The Cincinnati Reds Are Far Worse Than Anyone Thought They'd Be

Joey Votto, St. Louis Cardinals v Cincinnati Reds
Joey Votto, St. Louis Cardinals v Cincinnati Reds / Dylan Buell/GettyImages

We all knew the Cincinnati Reds would be bad this season, but I don't think anyone expected this. Only 22 games into the season, Cincinnati is 16 games below .500. Yes, you read that right, the Reds are 3-19 and are on pace to post the worst record in Major League Baseball history. There's no reason to expect a turnaround any time soon.

The Reds sold off or refused to re-sign a ton of their key pieces this offseason. Gone are Nick Castellanos, Jesse Winker, Eugenio Suarez, Tucker Barnhart, Sonny Gray, Wade Miley and Amir Garrett. In their place, the Reds have a mix of stopgap guys, aging veterans and a one young phenom with a lot on his shoulders in Hunter Greene. It's no shock then that the Reds have been horrific.

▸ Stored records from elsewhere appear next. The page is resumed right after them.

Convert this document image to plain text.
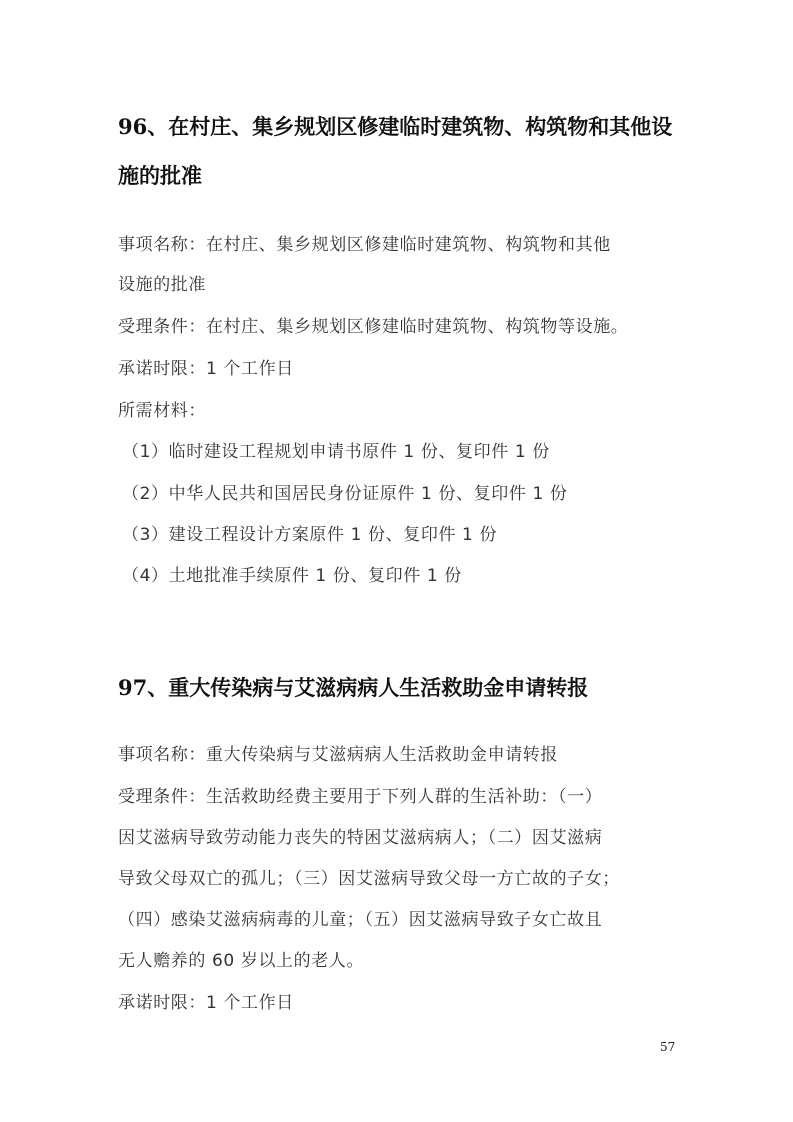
96、在村庄、集乡规划区修建临时建筑物、构筑物和其他设
施的批准
事项名称：在村庄、集乡规划区修建临时建筑物、构筑物和其他
设施的批准
受理条件：在村庄、集乡规划区修建临时建筑物、构筑物等设施。
承诺时限：1 个工作日
所需材料：
（1）临时建设工程规划申请书原件 1 份、复印件 1 份
（2）中华人民共和国居民身份证原件 1 份、复印件 1 份
（3）建设工程设计方案原件 1 份、复印件 1 份
（4）土地批准手续原件 1 份、复印件 1 份
97、重大传染病与艾滋病病人生活救助金申请转报
事项名称：重大传染病与艾滋病病人生活救助金申请转报
受理条件：生活救助经费主要用于下列人群的生活补助：（一）
因艾滋病导致劳动能力丧失的特困艾滋病病人；（二）因艾滋病
导致父母双亡的孤儿；（三）因艾滋病导致父母一方亡故的子女；
（四）感染艾滋病病毒的儿童；（五）因艾滋病导致子女亡故且
无人赡养的 60 岁以上的老人。
承诺时限：1 个工作日
57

As a team, Cincinnati enters Monday's action ranked 29th in batting average (.201) leaguewide, tied for dead last in on-base percentage (.271), last in slugging percentage (.311), last in OPS (.582), tied for 28th in run scored (67) and 24th in home runs (15). Even Joey Votto is down this year. He's hitting .122, with a .278 on-base percentage while slugging .135. He has yet to hit a home run.

The scary thing? While the offense has been terrible, the pitching may be worse.

The Reds are currently last in MLB in ERA (6.15). Their closest competition are the Washington Nationals at 5.08. They're more than a full run above second place. The team WHIP (1.63) ranks last, as does their opponents' batting average (.275).

So yeah, they're not just regular bad, they're bad bad. And yes, that's a technical term. Greene is truly the team's lone bright spot and there's not much else worth watching. Reigning NL Rookie of the Year Jonathan India might be considered a bright spot, but he's already hit the injured list twice this season. It's no wonder the stands are empty at Great American Ballpark.

Of course, given the arrogance of the team's management, this isn't shocking. Reds COO Phil Castellini showed ownership's disdain for the fans before Opening Day when he basically dared them not to support the team.

What's happening to the Reds right now is not only toxic, it's tragic. This is a team that was in the hunt for a National League wild card spot until September last season. They finished seven games out of a playoff spot but were 83-79. A few months later Cincinnati looks like an easy bet to lose 110 games and flirt with the 1962 New York Mets (40-120) for the worst record in the Modern Era.

This isn't going to change any time soon. The Reds are down bad and they'll stay there all season. Their fans deserve better than this.